Before the acquisition by AB InBev on 10 October 2016, the SABMiller brands included some classified by the company as "global beers", which are the flagships of SAB Miller: Foster's made in Australia, Pilsner Urquell from the Czech Republic, Tyskie made in Poland and Miller Genuine Draft.

All of the Miller brands were sold to Molson Coors on 11 October 2016. Pilsner Urquell and Tyskie are among the brands being sold to Asahi Breweries.

SAB Miller also owned over 150 market-leading local brands. The company was one of the world's largest Coca-Cola bottlers and had carbonated soft-drink bottling operations in 14 markets. These were subsequently owned by the new Anheuser-Busch InBev SA/NV entity which is also a PepsiCo bottler. In December 2016, Coca-Cola Co. bought the Coca-Cola operations in Africa and in two Central American countries. The deal requires regulatory approval and should close by the end of 2017.

==Corporate social responsibility==

===Environment===
SABMiller runs a number of sustainable development initiatives across its companies and in the countries in which it operates. They use new lightweight bottles that use 30 per cent less glass. The lightweight bottles are designed to not only reduce the amount of waste materials but also cut down on energy used in production and distribution reducing the company's carbon emissions. SABMiller submits to a number of third party annual reports that review the company's environmental record. The corporation provides links to such reports on their own website.

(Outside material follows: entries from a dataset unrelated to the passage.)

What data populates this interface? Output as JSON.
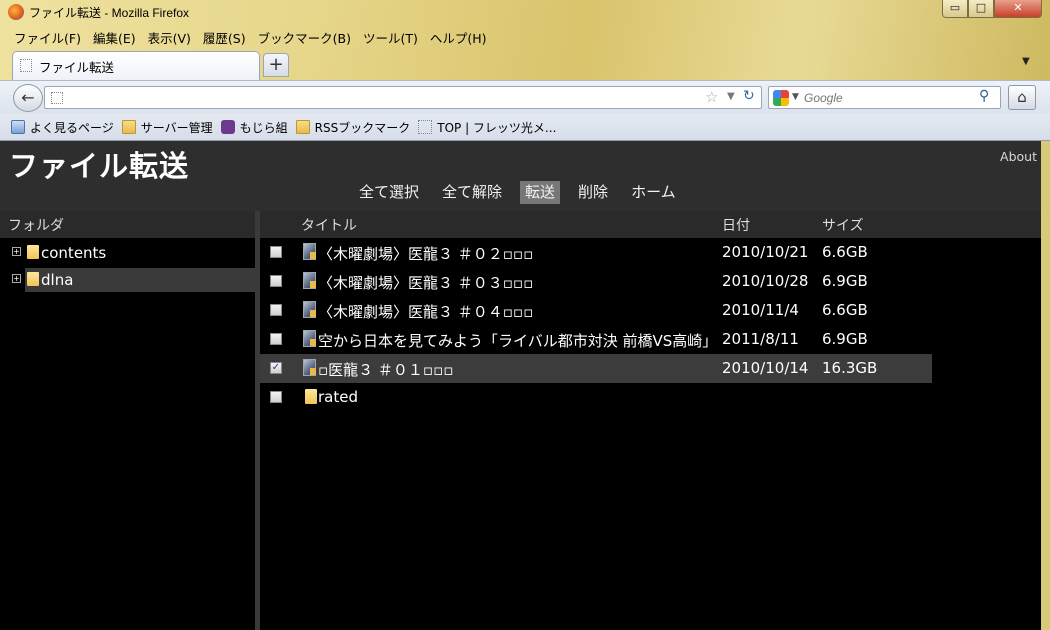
{
  "window": {
    "title": "ファイル転送 - Mozilla Firefox",
    "min_glyph": "▭",
    "max_glyph": "□",
    "close_glyph": "✕"
  },
  "menu": [
    "ファイル(F)",
    "編集(E)",
    "表示(V)",
    "履歴(S)",
    "ブックマーク(B)",
    "ツール(T)",
    "ヘルプ(H)"
  ],
  "tab": {
    "label": "ファイル転送",
    "new_glyph": "+",
    "list_glyph": "▼"
  },
  "nav": {
    "back_glyph": "←",
    "url_value": "",
    "star_glyph": "☆",
    "drop_glyph": "▼",
    "reload_glyph": "↻",
    "search_placeholder": "Google",
    "search_drop_glyph": "▼",
    "search_glyph": "⚲",
    "home_glyph": "⌂"
  },
  "bookmarks": [
    {
      "label": "よく見るページ",
      "icon": "most-visited-icon"
    },
    {
      "label": "サーバー管理",
      "icon": "folder-icon"
    },
    {
      "label": "もじら組",
      "icon": "mojira-icon"
    },
    {
      "label": "RSSブックマーク",
      "icon": "folder-icon"
    },
    {
      "label": "TOP | フレッツ光メ...",
      "icon": "page-icon"
    }
  ],
  "page": {
    "title": "ファイル転送",
    "about": "About",
    "toolbar": {
      "select_all": "全て選択",
      "deselect_all": "全て解除",
      "transfer": "転送",
      "delete": "削除",
      "home": "ホーム"
    },
    "columns": {
      "folder": "フォルダ",
      "title": "タイトル",
      "date": "日付",
      "size": "サイズ"
    },
    "folders": [
      {
        "name": "contents",
        "expander": "+"
      },
      {
        "name": "dlna",
        "expander": "+"
      }
    ],
    "files": [
      {
        "title": "〈木曜劇場〉医龍３ ＃０２▫▫▫",
        "date": "2010/10/21",
        "size": "6.6GB",
        "checked": false,
        "type": "video"
      },
      {
        "title": "〈木曜劇場〉医龍３ ＃０３▫▫▫",
        "date": "2010/10/28",
        "size": "6.9GB",
        "checked": false,
        "type": "video"
      },
      {
        "title": "〈木曜劇場〉医龍３ ＃０４▫▫▫",
        "date": "2010/11/4",
        "size": "6.6GB",
        "checked": false,
        "type": "video"
      },
      {
        "title": "空から日本を見てみよう「ライバル都市対決 前橋VS高崎」",
        "date": "2011/8/11",
        "size": "6.9GB",
        "checked": false,
        "type": "video"
      },
      {
        "title": "▫医龍３ ＃０１▫▫▫",
        "date": "2010/10/14",
        "size": "16.3GB",
        "checked": true,
        "type": "video"
      },
      {
        "title": "rated",
        "date": "",
        "size": "",
        "checked": false,
        "type": "folder"
      }
    ],
    "check_glyph": "✓"
  }
}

Like many multinationals, SABMiller has attracted close scrutiny for its adherence to the corporate social responsibilities it espouses. One major study, undertaken by BioMed Central and published in 2013, examined the global CSR of three of the biggest manufacturers of alcohol - Pernod Ricard, SABMiller and AB InBev - and concluded it amounted to 'the illusion of righteousness'.

===Taxation===
In November 2010, the charity ActionAid published a report alleging that SABMiller has avoided paying a total of around £20 million of corporation tax in five African countries – Ghana, Mozambique, Tanzania, South Africa and Zambia – and in India. SABMiller has denied these allegations.

In October 2015, the Financial Times described the actions of SABMiller and other multinationals operating in Africa as "looters". The issue is transfer pricing, the transfer of goods or services to another arm of the group in a different country. In their 2015 annual report, SABMiller stated that its tax contribution in Africa is "substantial". It releases its tax contributions for four of the 17 African markets in which it operates.

==Senior management and board of directors==
Since SABMiller had been acquired on 10 October 2016, and became a wholly owned business division of Anheuser-Busch InBev SA/NV, there was no longer a need for a management team or board of directors for this former company. In August 2017, Anheuser Busch Inbev had announced that Mauricio Leyva, then the CEO of SAB South Africa, would be the only SABMiller executive to remain with Anheuser Busch Inbev SA/NV on the new entity's 18 member permanent board. Leyva would become zone president for Middle Americas at Anheuser Busch Inbev SA/NV. News reports indicated that "three ... SABMiller executive committee members - general counsel John Davidson, human resources head Johann Nel and Africa MD Mark Bowman - [would] stay on for a six-month transitional period only".